De vergunning wordt op verzoek van de vergunninghouder door de minister ingetrokken.

Artikel 12

  • 1. De vergunning kan bij een met redenen omkleed besluit van de minister blijvend of voor een in voornoemd besluit te bepalen termijn worden ingetrokken, indien:

    • a.

      uiteindelijk blijkt dat de vergunninghouder bij het aanvragen van de vergunning opzettelijk valse inlichtingen heeft verstrekt;

    • b.

      de aanvrager of diens schipper(s) na het vervallen van het bewijs van bekwaamheid, een nieuwe niet meer kan verkrijgen, behoudens het bepaalde in het tweede lid;

    • c.

      na herhaalde waarschuwingen het vaartuig waarvoor de vergunning werd verleend, niet voldoet aan de eisen vermeld in artikel 6;

    • d.

      na herhaalde waarschuwingen de aanvrager blijft volharden of doen volharden in het gebruik van en ander vaartuig dan die waarvoor de vergunning is verleend;

    • e.

      de vergunninghouder, naar oordeel de minister, langer dan zes maanden geen gebruik heeft gemaakt van zijn vergunning;

    • f.

      indien de vergunninghouder in een situatie komt te verkeren, dat hij een bewijs van goed gedrag niet kan overleggen;

    • g.

      indien op het schip zich feiten hebben voorgedaan, die de vrees wettigen, dat het van kracht blijven der vergunning gevaar zou opleveren voor de openbare orde, veiligheid of zedelijkheid;

    • h.

      indien de vergunninghouder niet meer kan overleggen een geldige polis, als bedoeld in artikel 4, lid 1 onder g.

  • 2. In het geval, bedoeld in het eerste lid onder b, kan de aanvrager aan de minister verzoeken om gebruik te mogen maken van een andere schipper die in het bezit is van een bewijs als bedoeld in artikel 9 onder b.

Artikel 13

  • 1. Het besluit tot intrekking van de vergunning vermeldt de dag waarop het in werking treedt.

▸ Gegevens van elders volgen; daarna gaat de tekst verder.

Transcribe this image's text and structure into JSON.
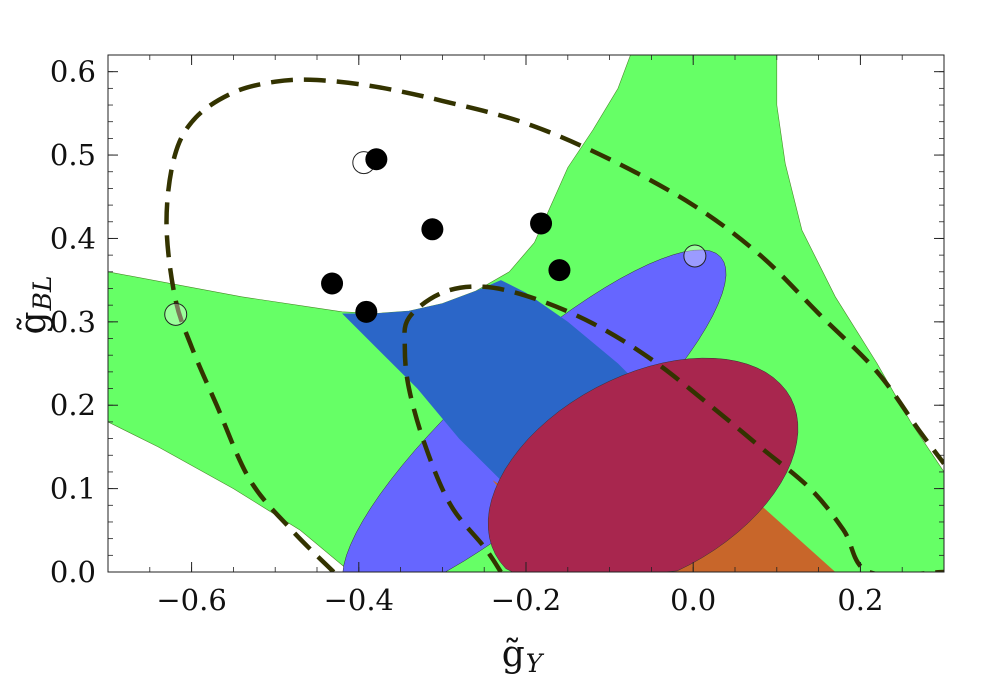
{
  "chart_data": {
    "type": "scatter",
    "title": "",
    "xlabel": {
      "base": "g̃",
      "sub": "Y"
    },
    "ylabel": {
      "base": "g̃",
      "sub": "BL"
    },
    "xlim": [
      -0.7,
      0.3
    ],
    "ylim": [
      0.0,
      0.62
    ],
    "grid": false,
    "x_ticks": [
      -0.6,
      -0.4,
      -0.2,
      0.0,
      0.2
    ],
    "x_tick_labels": [
      "−0.6",
      "−0.4",
      "−0.2",
      "0.0",
      "0.2"
    ],
    "y_ticks": [
      0.0,
      0.1,
      0.2,
      0.3,
      0.4,
      0.5,
      0.6
    ],
    "y_tick_labels": [
      "0.0",
      "0.1",
      "0.2",
      "0.3",
      "0.4",
      "0.5",
      "0.6"
    ],
    "colors": {
      "green_region": "#66ff66",
      "blue_region": "#6666ff",
      "darkblue_region": "#2b66c8",
      "crimson_region": "#a8264e",
      "orange_region": "#c8662a",
      "dashed_contour": "#333300",
      "filled_point": "#000000"
    },
    "regions": [
      {
        "id": "green",
        "polygons": [
          [
            [
              -0.7,
              0.36
            ],
            [
              -0.62,
              0.345
            ],
            [
              -0.54,
              0.33
            ],
            [
              -0.46,
              0.318
            ],
            [
              -0.42,
              0.312
            ],
            [
              -0.38,
              0.31
            ],
            [
              -0.34,
              0.313
            ],
            [
              -0.3,
              0.322
            ],
            [
              -0.26,
              0.337
            ],
            [
              -0.22,
              0.36
            ],
            [
              -0.19,
              0.395
            ],
            [
              -0.17,
              0.44
            ],
            [
              -0.15,
              0.485
            ],
            [
              -0.12,
              0.53
            ],
            [
              -0.09,
              0.58
            ],
            [
              -0.075,
              0.62
            ],
            [
              0.1,
              0.62
            ],
            [
              0.1,
              0.56
            ],
            [
              0.11,
              0.49
            ],
            [
              0.13,
              0.41
            ],
            [
              0.17,
              0.33
            ],
            [
              0.22,
              0.25
            ],
            [
              0.26,
              0.18
            ],
            [
              0.3,
              0.12
            ],
            [
              0.3,
              0.0
            ],
            [
              -0.41,
              0.0
            ],
            [
              -0.47,
              0.05
            ],
            [
              -0.55,
              0.1
            ],
            [
              -0.64,
              0.15
            ],
            [
              -0.7,
              0.18
            ]
          ]
        ]
      },
      {
        "id": "blue",
        "ellipse": {
          "cx": -0.19,
          "cy": 0.177,
          "rx": 0.3,
          "ry": 0.08,
          "angle_deg": 42
        }
      },
      {
        "id": "darkblue",
        "polygon": [
          [
            -0.42,
            0.31
          ],
          [
            -0.38,
            0.31
          ],
          [
            -0.34,
            0.313
          ],
          [
            -0.3,
            0.322
          ],
          [
            -0.26,
            0.337
          ],
          [
            -0.23,
            0.35
          ],
          [
            -0.2,
            0.335
          ],
          [
            -0.15,
            0.3
          ],
          [
            -0.09,
            0.25
          ],
          [
            -0.04,
            0.2
          ],
          [
            0.0,
            0.145
          ],
          [
            -0.07,
            0.09
          ],
          [
            -0.14,
            0.05
          ],
          [
            -0.2,
            0.02
          ],
          [
            -0.23,
            0.11
          ],
          [
            -0.28,
            0.16
          ],
          [
            -0.33,
            0.22
          ],
          [
            -0.38,
            0.27
          ]
        ]
      },
      {
        "id": "orange",
        "polygon": [
          [
            -0.24,
            0.11
          ],
          [
            -0.2,
            0.06
          ],
          [
            -0.17,
            0.03
          ],
          [
            -0.13,
            0.0
          ],
          [
            0.17,
            0.0
          ],
          [
            0.12,
            0.045
          ],
          [
            0.07,
            0.09
          ],
          [
            0.01,
            0.14
          ],
          [
            -0.06,
            0.09
          ],
          [
            -0.14,
            0.05
          ]
        ]
      },
      {
        "id": "crimson",
        "ellipse": {
          "cx": -0.06,
          "cy": 0.115,
          "rx": 0.2,
          "ry": 0.12,
          "angle_deg": 28
        },
        "clip_ymin": 0.0
      }
    ],
    "dashed_contours": [
      [
        [
          -0.43,
          0.0
        ],
        [
          -0.48,
          0.05
        ],
        [
          -0.53,
          0.11
        ],
        [
          -0.57,
          0.2
        ],
        [
          -0.6,
          0.27
        ],
        [
          -0.62,
          0.33
        ],
        [
          -0.63,
          0.42
        ],
        [
          -0.62,
          0.5
        ],
        [
          -0.595,
          0.545
        ],
        [
          -0.55,
          0.575
        ],
        [
          -0.5,
          0.588
        ],
        [
          -0.45,
          0.59
        ],
        [
          -0.38,
          0.582
        ],
        [
          -0.3,
          0.565
        ],
        [
          -0.2,
          0.538
        ],
        [
          -0.1,
          0.495
        ],
        [
          0.0,
          0.44
        ],
        [
          0.08,
          0.38
        ],
        [
          0.15,
          0.31
        ],
        [
          0.22,
          0.24
        ],
        [
          0.27,
          0.17
        ],
        [
          0.3,
          0.13
        ]
      ],
      [
        [
          -0.23,
          0.0
        ],
        [
          -0.25,
          0.03
        ],
        [
          -0.29,
          0.08
        ],
        [
          -0.32,
          0.15
        ],
        [
          -0.34,
          0.22
        ],
        [
          -0.345,
          0.27
        ],
        [
          -0.34,
          0.305
        ],
        [
          -0.3,
          0.335
        ],
        [
          -0.25,
          0.342
        ],
        [
          -0.19,
          0.328
        ],
        [
          -0.12,
          0.298
        ],
        [
          -0.05,
          0.255
        ],
        [
          0.02,
          0.2
        ],
        [
          0.08,
          0.15
        ],
        [
          0.14,
          0.1
        ],
        [
          0.18,
          0.05
        ],
        [
          0.21,
          0.0
        ],
        [
          0.3,
          0.0
        ]
      ]
    ],
    "filled_points": [
      [
        -0.379,
        0.495
      ],
      [
        -0.312,
        0.411
      ],
      [
        -0.182,
        0.418
      ],
      [
        -0.16,
        0.362
      ],
      [
        -0.432,
        0.346
      ],
      [
        -0.391,
        0.312
      ]
    ],
    "open_points": [
      [
        -0.394,
        0.491
      ],
      [
        -0.619,
        0.309
      ],
      [
        0.002,
        0.379
      ]
    ]
  }
}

Tenzij de minister in bijzondere gevallen anders bepaalt, treedt het besluit niet in werking voordat de termijn van beroep is verstreken of, indien beroep is ingesteld, op het beroep is beslist.

  • 2. Een afschrift van het besluit wordt de belanghebbende bij aangetekende brief toegezonden of tegen gedagtekend ontvangstbewijs uitgereikt.

Artikel 14

[vervallen]

Artikel 15

  • 1.

    Voor de berekening van het vergunningsrecht als bedoeld in artikel 1 onder c, worden de vaartuigen verdeeld als volgt:

    • a.

      de zogenoemde "bareboats" waaronder vallen de charters het vissen ten doel hebbende;

    • b.

      de vaartuigen, welke zich meer dan een zeemijl uit de kust van Sint Maarten begeven met het doel om naar een van de omliggende eilanden te reizen,voor welke vaartuigen een vergunning werd verleend voor het vervoer van:

      • i.

        maximaal 40 passagiers en

      • ii.

        meer dan 40 passagiers;

    • c.

      de vaartuigen, welke binnen een zeemijl van Sint Maarten, rond Sint Maarten/de Collectivité de Saint Martin en in de Simpsonbay Lagoon varen.

  • 2.

    Het vergunningsrecht bedraagt voor de categorie genoemd in het eerste lid onder::

    • a.

      een bedrag van NAf 2.000,- per jaar;

    • b.

      onder i. een bedrag van NAf 100,- per dag;

      onder ii. een bedrag van NAf 250,- per dag en een bedrag van NAf 50,- per dag;

    • c.

      een bedrag van NAf 50,- per dag.

Artikel 16

[vervallen]

Artikel 17

Het vergunningsrecht is verschuldigd door de vergunninghouder.

Artikel 18

  • a.

    Door de Afdeling Financiën wordt voor het vergunningsrecht inningsopdrachten uitgeschreven, welke door de Ontvanger aan de vergunninghouder zullen worden toegezonden.

  • b.

    De vergunninghouder is verplicht het vergunningsrecht te voldoen vóór de vijfde dag van de maand waarvoor het geldt.

  • c.

    Bij niet tijdige betaling zal een boete in rekening worden gebracht van 10% van het oorspronkelijke bedrag.

  • d.

    De Ontvanger is bevoegd de vergunninghouder een inningsopdracht toe te zenden, gebaseerd op een periode van een jaar. Ten aanzien van de invordering van een dergelijke inningsopdracht is deze echter gehouden aan het bepaalde onder b.

Artikel 19

De vergunninghouder is verplicht vóór de aanvang van elke reis een naamlijst op te maken, naar waarheid in te vullen en te ondertekenen.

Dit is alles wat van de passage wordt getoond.